Patterns & Tips
A comprehensive reference for heap and priority queue patterns. Use this as a cheat sheet during practice and a quick refresher before interviews.
Heap Pattern Cheat Sheet
| Pattern | Heap Type | Key Idea | Time |
|---|---|---|---|
| Top-K Largest | Min-heap of size K | Push all, pop when size > K. Root = Kth largest. | O(n log K) |
| Top-K Smallest | Max-heap of size K | Push negated, pop when size > K. | O(n log K) |
| K-Way Merge | Min-heap of K elements | Push head of each list, pop min, push next from same list. | O(N log K) |
| Two Heaps (Median) | Max-heap + Min-heap | Lower half in max-heap, upper in min-heap. Balance sizes. | O(log n) insert |
| Scheduling | Min-heap on end/time | Sort by start, heap tracks earliest available resource. | O(n log n) |
| Lazy Deletion | Min or Max-heap | Mark deleted, skip on pop. Used in sliding window problems. | Amortized O(log n) |
| Greedy + Heap | Varies | Sort one dimension, heap manages the other. (e.g., max performance) | O(n log n) |
Python heapq Tricks & Gotchas
1. Max-Heap via Negation
# Python only has min-heap. Negate for max-heap.
import heapq
max_heap = []
heapq.heappush(max_heap, -10)
heapq.heappush(max_heap, -20)
largest = -heapq.heappop(max_heap) # 20
2. Tuple Comparison with Tiebreaker
# WRONG: crashes if values are uncomparable
# heapq.heappush(heap, (priority, my_object))
# RIGHT: use a counter as tiebreaker
counter = 0
heapq.heappush(heap, (priority, counter, my_object))
counter += 1
3. Heapify vs Repeated Push
# SLOW: O(n log n) - pushing one at a time
heap = []
for x in data:
heapq.heappush(heap, x)
# FAST: O(n) - heapify a list in-place
heap = list(data)
heapq.heapify(heap)
4. heappushpop vs heapreplace
# heappushpop: push first, then pop (may pop what you just pushed)
result = heapq.heappushpop(heap, val)
# heapreplace: pop first, then push (never pops what you push)
result = heapq.heapreplace(heap, val)
# Both are faster than separate push + pop
5. nlargest/nsmallest - When to Use
import heapq
data = [3, 1, 4, 1, 5, 9, 2, 6, 5]
# Use nlargest/nsmallest when k is small relative to n
top3 = heapq.nlargest(3, data) # O(n log 3) = O(n)
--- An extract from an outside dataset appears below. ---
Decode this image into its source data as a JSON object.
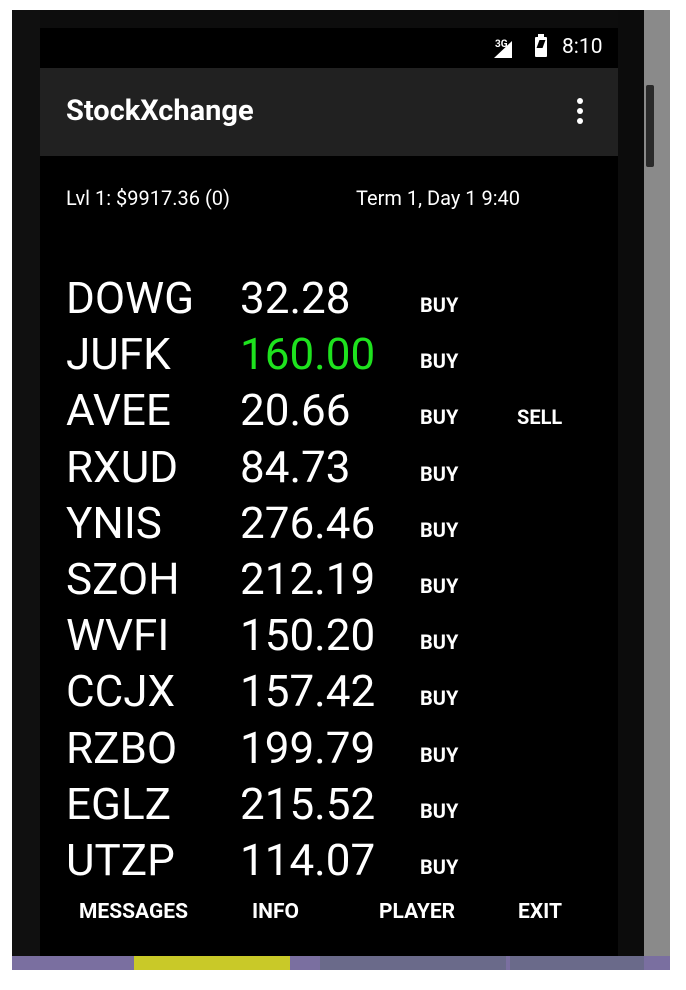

bot3 = heapq.nsmallest(3, data) # O(n log 3) = O(n)
# When k ~ n, just sort
# When k = 1, use min()/max() instead
Decision Tree: When to Use a Heap
Step 1: Does the problem ask for K-th largest/smallest, top-K, or frequent-K?
→ Yes: Use Top-K pattern (min-heap of size K for largest, max-heap for smallest)
Step 2: Does it involve merging K sorted sequences?
→ Yes: Use K-way merge pattern
Step 3: Does it ask for a running median or balanced partition?
→ Yes: Use two-heap pattern (max-heap + min-heap)
Step 4: Does it involve scheduling, intervals, or resource allocation?
→ Yes: Use scheduling pattern (sort by start, heap by end/priority)
Step 5: Does it need repeated min/max queries with dynamic insertions?
→ Yes: Use a basic heap (consider lazy deletion if removals are needed)
Otherwise: Consider if sorting, binary search, or a different data structure is more appropriate.
Common Mistakes
Forgetting Negation
Using a min-heap when you need max. Always negate values for a max-heap in Python. Don't forget to negate back when reading!
No Tiebreaker
Pushing (priority, object) crashes when priorities are equal and objects aren't comparable. Always use (priority, counter, object).
Wrong Heap Size
For "K largest", use a min-heap of size K (not max-heap of size n). The root of the min-heap IS the Kth largest.
Modifying Heap Directly
Never modify heap elements in-place (e.g., heap[i] = new_val). This breaks the heap invariant. Use lazy deletion instead.
Heap vs Alternatives
| Approach | Insert | Get Min/Max | Delete Min/Max | Best For |
|---|---|---|---|---|
| Heap | O(log n) | O(1) | O(log n) | Priority queue, top-K, streaming |
| Sorted Array | O(n) | O(1) | O(1) | Static data, rare inserts |
| BST / SortedList | O(log n) | O(log n) | O(log n) | Arbitrary deletions, rank queries |
| Sorting | N/A | O(1) | N/A | One-time top-K on static data |
Frequently Asked Questions
Use a heap when: (1) data arrives as a stream and you can't sort upfront, (2) you only need top-K elements where K << n (heap is O(n log K) vs O(n log n) for sort), or (3) you need dynamic insertions after initial processing. Use sorting when you have all data upfront and need the full sorted order, or when K is close to n.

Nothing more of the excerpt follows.